Journalist Wendy Grace told the crowd:

“The pro-life movement in Ireland has an incredible story to tell. Stories of hope and survival against the odds. Stories of abortions being booked and then cancelled at the last minute. Stories of unplanned pregnancies that once seemed impossible leading to children that have become the love of their mothers’ lives.

“Tragically, there are many personal stories too of heartbreak and unimaginable sorrow resulting from abortion regret. Stories that if the public were given a chance to hear would turn the abortion debate on its head. But these pro-life stories of hope and heartache are being ignored and side-lined by the media.
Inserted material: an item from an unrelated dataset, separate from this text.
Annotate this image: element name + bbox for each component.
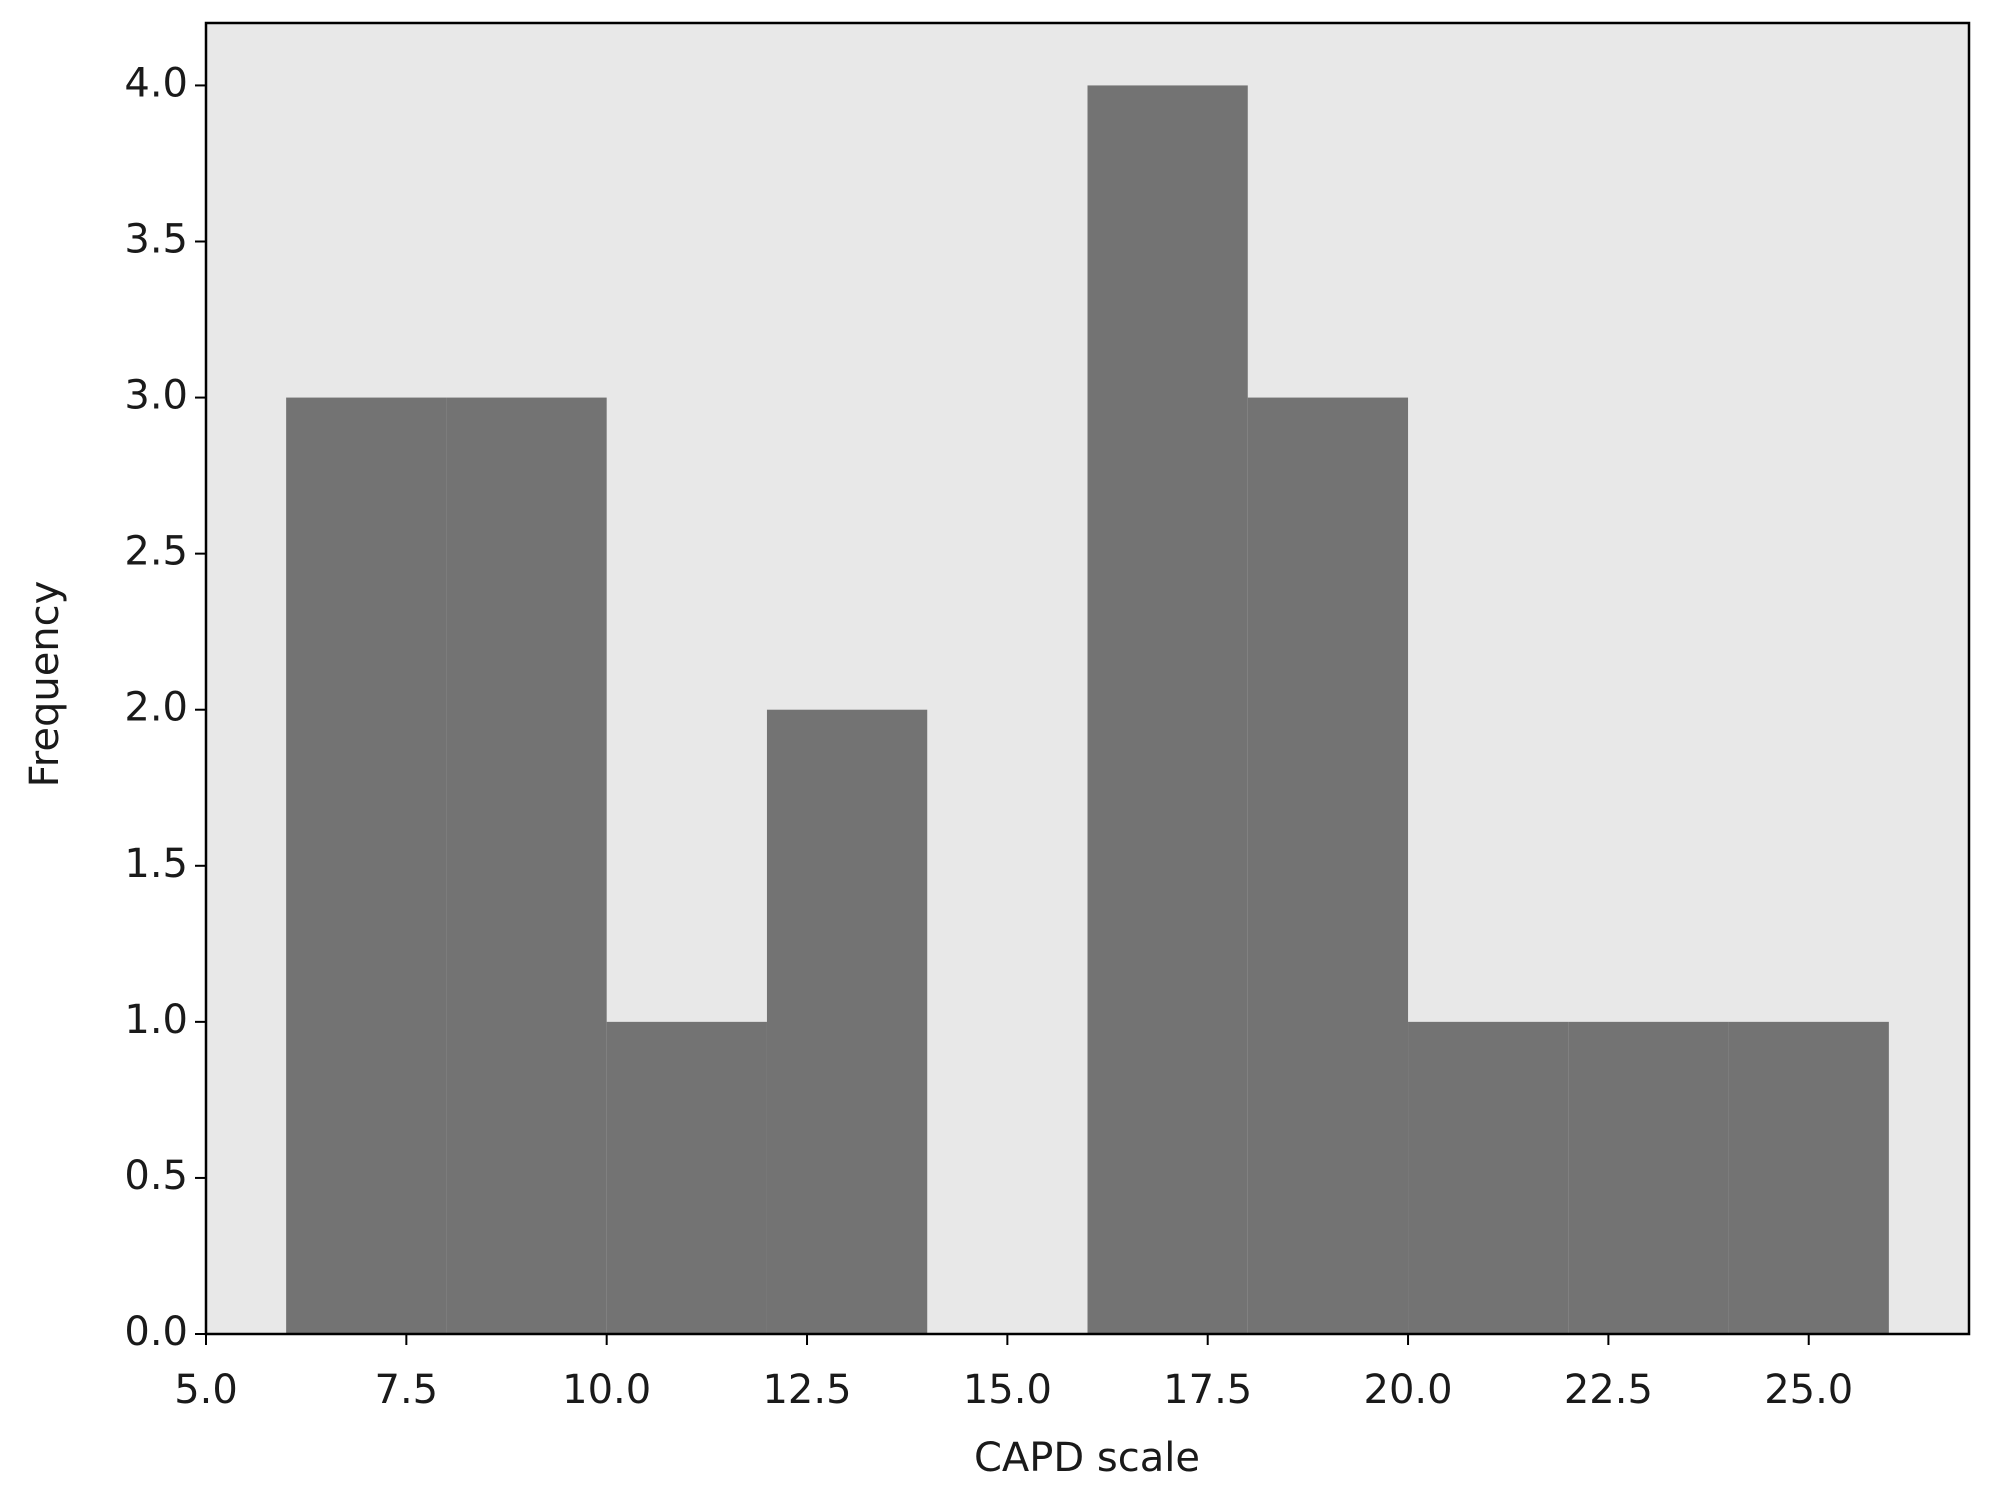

The very deliberate way in which this is being done is a scandal.”

Grace underlined the broadcast media bias at RTE (Raidió Teilifís Éireann, or Radio Television Ireland) is the most egregious, since it’s funded by the taxpayers.

Sherlock sounded a familiar note in discussing Ireland’s 8th Amendment, which was passed in 1983 to prevent the country from legalizing abortion as much as England, which allows abortion up to 24 weeks gestation, meaning Irish women often travel there:

“It is much easier to accuse supporters of the 8th Amendment of being sectarian, misogynistic and fundamentalist, as some newspapers did recently, than to engage in meaningful and sincere debate. This pretend debate on abortion has to be challenged and brought to an end. Our goal after tonight is to bring the message of media bias to the wider public. Through social media, outdoor advertising and one on one engagement with the general public we are going to get people talking about the slanted coverage until some degree of fairness is restored to the debate.”